Throughout the various stages of the secret war, the Bush and Obama administrations did little to help ease the contentious relationship between the CIA and Pentagon.  Through multiple anecdotes and interviews Mr. Mazzetti demonstrates how the CIA resents the Pentagon’s protected ability to execute deadly strikes under military law, while the Pentagon resents the CIA’s ability to execute secret missions quickly and efficiently outside the geographical parameters that limit the U.S. military.  In a narrative that deftly navigates the bureaucratic infighting among and between agencies, Mr. Mazzetti paints a picture of two organizations that not only struggle to collaborate, but at times actively prevent each other from successfully completing missions.  

Conflicts between agencies unfold in scenes reminiscent of a Hollywood action thriller.  CIA operatives mislead the Army to arrest the wrong men in Afghanistan so CIA agents can attempt, unsuccessfully, to turn the real target into a double agent.  In another episode, the Pentagon sends a military intelligence team to Jordan without notifying the CIA station chief or the ambassador, damaging diplomatic relationships.  Mr. Mazzetti records one Pentagon official’s reflection about these military intelligence operations as, “We had all these guys running around trying to be James Bond, and it didn’t work very well.”  In every case, real damage was done to the public image of America and its attempts at diplomacy in foreign nations.

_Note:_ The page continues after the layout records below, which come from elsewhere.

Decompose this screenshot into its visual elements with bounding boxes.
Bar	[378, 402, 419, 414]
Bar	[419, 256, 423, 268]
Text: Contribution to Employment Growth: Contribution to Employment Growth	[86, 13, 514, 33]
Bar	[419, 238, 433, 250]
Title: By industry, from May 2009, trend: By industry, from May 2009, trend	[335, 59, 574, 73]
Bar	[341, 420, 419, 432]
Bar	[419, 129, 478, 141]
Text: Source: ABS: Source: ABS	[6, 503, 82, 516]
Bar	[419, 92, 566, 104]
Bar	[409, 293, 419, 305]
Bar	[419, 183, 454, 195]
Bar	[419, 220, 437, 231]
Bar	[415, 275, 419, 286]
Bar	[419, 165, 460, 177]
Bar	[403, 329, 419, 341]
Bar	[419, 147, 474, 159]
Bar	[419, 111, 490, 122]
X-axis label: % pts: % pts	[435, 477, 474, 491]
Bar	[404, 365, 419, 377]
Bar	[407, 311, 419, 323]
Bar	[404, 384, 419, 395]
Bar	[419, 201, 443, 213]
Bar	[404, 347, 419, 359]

While The Way of the Knife’s primary purpose is to reveal the workings of America’s secret war, it also manages to be a suspenseful and shocking read.  Opening scenes transport the reader from Raymond Davis’ chaotic shootout on the streets of Pakistan into shadowy government meetings where CIA agents meet with White House representatives to propose mafia style hits on suspected terrorists.  At other moments, readers are exposed to startling revelations about civilian casualties through coincidences of time and place that end in tragic results.  This narrative style is a strength, as it keeps the reader gripped in the CIA’s and Pentagon’s paramilitary coming of age story, but can be distracting especially when Mr. Mazzetti’s interest in bigger than life characters or episodes can detract from the main narrative.  

For any reader seeking to understand the use of drone attacks and America’s approach to the war on terror, The Way of the Knife is an elucidating portrayal of the secret and explicit wars being waged by the American government.  Given the current climate of unrest in parts of the Middle East and ongoing terrorism threats, this book has an important role in revealing US decision-making strategies, agency organization, and policies surrounding weapons development, implementation, and accountability.  

The publication of the U.S. Senate report on the CIA’s detention and interrogation program begins the process for increased transparency and internal review.  In defense of the publication U.S. Senator Dianne Feinstein stated, “History will judge us by our commitment to a just society governed by law and the willingness to face an ugly truth and say ‘never again.’ ”

Mr. Mazzetti’s book invites a wider audience to participate in this scrutiny and reflection by revealing the people, policies, and procedures that have governed America’s secret war and the true costs of drone warfare.

Kate Peake is a graduate of Saint Louis University, where she completed a dual degree program earning a Master of Business Administration and a Master of Arts in Educational Leadership. Her career in education has focused on issues surrounding educational equality and the promotion of literacy in St. Louis, MO. She has a BA from Earlham College.